Alternating current, on the other hand, is moving the electrons back and forth in place -- so the plate on one side of the capacitor is constantly having electrons pushed in and then pulled back out. This motion creates a small electric field which induces the same alternating current in the other plate, because electric fields can jump the gap between plates.

Hope that helps with your general understanding. Other people have posted lots of great math, but I didn't see much in the way of conceptual understanding of the physics at play.

Hi Tolga, the picture (of William Beaty) is for you...

Here are some related questions, too...

https://www.researchgate.net/post/What_do_coupling_capacitors_really_do_in_AC_amplifiers_Are_they_rechargable_batteries_conveying_voltage_variations_or_diverting_biasing_currents

https://www.researchgate.net/post/How_do_inductor_and_capacitor_oppose_input_voltage_sources_Can_we_consider_them_as_time-variable_voltage_sources

My answer is going to match with quite a few answers. I would like to explain in my own way.

Xc = (1/ 2* (pi)*f*C), where f= frequency of the impinging signal and C= capacitance value.

When f=0 for DC, Xc tends to infinity. So, C acts as an open circuit for DC.

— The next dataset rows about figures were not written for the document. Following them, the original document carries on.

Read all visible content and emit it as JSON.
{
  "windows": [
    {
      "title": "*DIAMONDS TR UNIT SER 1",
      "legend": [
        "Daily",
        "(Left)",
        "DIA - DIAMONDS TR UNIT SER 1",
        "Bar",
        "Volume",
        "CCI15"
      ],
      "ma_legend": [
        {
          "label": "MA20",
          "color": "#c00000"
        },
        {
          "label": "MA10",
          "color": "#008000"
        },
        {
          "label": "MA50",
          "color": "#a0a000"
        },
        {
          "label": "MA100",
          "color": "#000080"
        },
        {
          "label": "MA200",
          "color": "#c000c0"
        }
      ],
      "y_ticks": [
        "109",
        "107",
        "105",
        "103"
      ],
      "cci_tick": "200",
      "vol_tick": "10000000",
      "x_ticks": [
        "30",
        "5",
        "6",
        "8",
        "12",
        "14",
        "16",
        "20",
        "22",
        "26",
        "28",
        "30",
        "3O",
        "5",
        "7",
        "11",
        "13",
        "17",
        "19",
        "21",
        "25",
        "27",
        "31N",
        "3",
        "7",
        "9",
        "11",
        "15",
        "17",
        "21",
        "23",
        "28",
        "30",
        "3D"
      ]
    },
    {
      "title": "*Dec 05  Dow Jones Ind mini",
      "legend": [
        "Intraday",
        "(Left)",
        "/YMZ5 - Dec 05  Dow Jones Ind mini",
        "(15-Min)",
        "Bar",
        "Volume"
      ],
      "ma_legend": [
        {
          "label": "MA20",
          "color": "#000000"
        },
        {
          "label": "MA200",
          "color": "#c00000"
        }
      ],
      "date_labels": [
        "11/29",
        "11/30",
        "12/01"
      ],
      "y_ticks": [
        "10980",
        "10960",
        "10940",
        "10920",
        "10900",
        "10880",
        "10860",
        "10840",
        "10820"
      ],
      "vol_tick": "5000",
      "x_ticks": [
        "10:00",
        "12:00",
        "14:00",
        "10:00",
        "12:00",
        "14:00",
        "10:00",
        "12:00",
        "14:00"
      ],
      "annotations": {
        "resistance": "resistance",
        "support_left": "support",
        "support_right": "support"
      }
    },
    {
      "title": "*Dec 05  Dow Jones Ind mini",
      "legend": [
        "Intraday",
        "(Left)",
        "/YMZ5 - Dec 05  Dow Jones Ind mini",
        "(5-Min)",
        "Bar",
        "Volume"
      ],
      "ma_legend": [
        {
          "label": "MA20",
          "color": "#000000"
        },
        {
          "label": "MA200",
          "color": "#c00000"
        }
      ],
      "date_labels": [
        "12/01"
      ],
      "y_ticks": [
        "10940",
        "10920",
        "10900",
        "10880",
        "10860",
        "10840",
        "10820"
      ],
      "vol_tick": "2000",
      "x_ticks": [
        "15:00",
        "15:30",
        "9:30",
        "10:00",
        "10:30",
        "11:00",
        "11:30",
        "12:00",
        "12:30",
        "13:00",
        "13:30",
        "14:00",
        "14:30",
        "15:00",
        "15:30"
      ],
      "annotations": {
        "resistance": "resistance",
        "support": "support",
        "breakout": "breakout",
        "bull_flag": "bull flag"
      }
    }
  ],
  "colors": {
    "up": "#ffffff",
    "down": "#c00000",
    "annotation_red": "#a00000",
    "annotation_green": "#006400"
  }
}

The answer depends on what is meant by DC. It's true that the impedance of a capacitor goes to infinity as the frequency goes to zero. But the concept of impedance assumes sinusoidal steady state and so isn't quite applicable to a genuine DC circuit.

It's true that, for a circuit in DC steady state (all voltages and currents are constant), any capacitor in the circuit has zero current through. But does this mean the capacitor blocks DC current?

Consider a simple circuit consisting of an (ideal) constant current source I and (ideal) capacitor C. Does the capacitor block this DC current? For concreteness, stipulate that the initial voltage across is zero. It follows that the voltage across the capacitor is the linear function of time V = (I/C) t and the current through is I, i.e., the (ideal) capacitor does not block (present an open circuit) to a DC (constant) current. Since this circuit has no DC steady state - the voltage across is never constant - this is not a contradiction.

Now, in the non-ideal world, capacitors are often used to couple a voltage signal with non-zero mean to another circuit or load that requires a zero mean voltage signal. In such a a case, the capacitor charges to the mean of the voltage signal and this mean voltage is dropped across the capacitor leaving only the AC component for the following circuit. These are often called "DC blocking capacitors". I would prefer "DC dropping capacitors" instead.

So, why in cyclic voltammetry of a capacitive material, the E=f(I) curve is rectangular, meaning that the current is the same on an interval of potential. How can you explain that please ?

To do a measurement it is usually necessary to change something. If the current or voltage changes it is not DC. I am not sure what cyclic voltammetry of a capacitive material is, but when you go from one voltage direction to the other, charges in a dielectric move slightly, from one side of each molecule or atom to the other, so there is a momentary current, in the same way as the diaphragm in the example above bulges in the opposite direction, so a bit or water moves.